5. Principal component analysis

  1. Open R.

    module load R/3.5.1
    R
  2. R is a widely used programming language in data science. There are many tutorials, e.g. this one.

  3. Load the required libraries.

    .libPaths(c("/filer-dg/agruppen/seq_shared/mascher/Rlib/3.5.1", "/opt/Bio/R_LIBS/3.5.1")) (1)
    
    library(data.table) (2)
    library(SeqArray) (3)
    library(SNPRelate) (3)
    library(countrycode) (4)
    
    1 Set the paths where the R libraries are located.
    2 data.table extends R core functionality when handling large tables.
    3 seqArray and SNPRelate are two R packages to store and analyze SNP matrices.
    4 The countrycode package will be used to make country abbreviations to geographic regions.
  4. Convert the VCF file to the binary GDS (Genomic Data Structure) format used by seqArray and SNPRelate.

    seqVCF2GDS(vcf.fn='/filer-dg/agruppen/dg6/mascher/gbs_course2024_231222/try_231222/bcftools_SNP_calling_filtered.vcf', out.fn='bcftools_SNP_calling_filtered.gds') (1)
    
    1 This creates the GDS file in the current working directory.
  5. Open the GDS file and get summary statistics.

    seqOpen('bcftools_SNP_calling_filtered.gds') -> gds
    seqSummary(gds)
  6. Run a principal components analysis (PCA) on the data and extract the eigenvectors.

    snpgdsPCA(gds, autosome.only=F) -> pca (1)
    
    data.table(pca$sample.id, pca$eigenvect[, 1:2]) -> ev
    setnames(ev, c("accession", "PC1", "PC2")) (2)
    ev[, accession := sub(".bam$", "", sub(".*/", "", accession))] (3)
    
    1 autosome.only=F is needed because chromsomes are named chr1H, chr2H …​ instead of 1, 2, …​
    2 Set proper column names.
    3 Change the sample names inherited from the VCF file (BAM file names).
  7. Read the passport data for the core200 panel and merge them with the PCA results.

    data.table(read.xlsx("/filer-dg/agruppen/dg6/mascher/gbs_course2024_231222/data/core200_passport_data.xlsx")) -> pp
    pp[ev, on="accession"] -> ev
  8. Plot the first two principal components (PCs) with samples coloured by row type.
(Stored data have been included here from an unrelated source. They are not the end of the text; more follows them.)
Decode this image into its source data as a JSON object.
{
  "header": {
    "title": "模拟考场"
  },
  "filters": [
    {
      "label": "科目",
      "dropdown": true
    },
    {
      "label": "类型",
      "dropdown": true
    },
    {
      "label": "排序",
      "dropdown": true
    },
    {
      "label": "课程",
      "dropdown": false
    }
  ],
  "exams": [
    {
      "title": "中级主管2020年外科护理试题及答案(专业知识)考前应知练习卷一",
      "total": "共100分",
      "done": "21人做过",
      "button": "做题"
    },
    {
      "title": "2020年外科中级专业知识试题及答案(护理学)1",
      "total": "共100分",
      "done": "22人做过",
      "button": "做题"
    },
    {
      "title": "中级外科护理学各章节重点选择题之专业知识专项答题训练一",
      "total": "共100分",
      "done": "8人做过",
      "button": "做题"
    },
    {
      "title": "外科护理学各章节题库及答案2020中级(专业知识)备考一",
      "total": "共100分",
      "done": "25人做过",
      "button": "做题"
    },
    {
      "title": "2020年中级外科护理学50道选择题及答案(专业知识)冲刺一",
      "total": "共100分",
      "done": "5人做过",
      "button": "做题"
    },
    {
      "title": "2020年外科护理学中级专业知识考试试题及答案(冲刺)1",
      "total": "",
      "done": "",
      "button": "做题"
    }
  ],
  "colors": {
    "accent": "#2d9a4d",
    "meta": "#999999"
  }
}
    ev[, col := "gray"] (1)
    ev[row_type == "6-rowed", col := "black"] (2)
    ev[row_type == "2-rowed", col := "red"]
    
    pdf("PCA1.pdf") (3)
    ev[, plot(PC1, PC2, col=col, pch=19, xlab="PC1", ylab="PC2")] (4)
    dev.off() (3)
    
    1 Add a color column. The default color is gray.
    2 If the the row type is six-rowed, set the color to black.
    3 Open a PDF file as the plot device and close it after the plot function has been called.
    4 pch specifies the plotting symbol. 19 means solid circles.
  9. Repeat with samples colored by annual growth habit.

    ev[, col2 := "gray"]
    ev[annual_growth_habit == "spring", col2 := "black"]
    ev[annual_growth_habit  == "winter", col2 := "red"]
    
    pdf("PCA2.pdf")
    ev[, plot(PC1, PC2, col=col2, pch=19, xlab="PC1", ylab="PC2")]
    dev.off()
    
  10. Map the countries to continents.

    ev[, countrycode(country_of_origin, "iso3c", "continent")] (1)
    ev[country_of_origin %in% c("DDR", "GER"), country_of_origin := "DEU"]
    ev[country_of_origin == "SUN", country_of_origin := "RUS"]
    ev[country_of_origin == "CSK", country_of_origin := "CZE"]
    
    ev[, continent := countrycode(country_of_origin, "iso3c", "continent")]
    ev[is.na(continent)] (2)
    
    1 Some country code are invalid. Correct these.
    2 Check for missing data.
  11. Color according to country and plot the PCA again.

    ev[, col3 := "gray"]
    ev[continent == "Europe", col3 := "black"]
    ev[continent == "Asia", col3 := "red"]
    ev[continent == "Africa", col3 := "blue"]
    ev[continent == "Americas", col3 := "green"]
    
    pdf("PCA3.pdf")
    ev[, plot(PC1, PC2, col=col3, pch=19, xlab="PC1", ylab="PC2")]
    dev.off()
  12. Add a title and legend. Change the orientation of the y-axis labels.

    pdf("PCA4.pdf")
    ev[, plot(PC1, PC2, col=col3, pch=19, xlab="PC1", ylab="PC2", las=1, main="PCA colored by geography")] (1)
    legend("bottomright", col=c("black", "red", "blue", "green"), pch=19, legend=c("Europe", "Asia", "Africa", "Americas"))
    dev.off()
    1 las=1 means "always horizontal".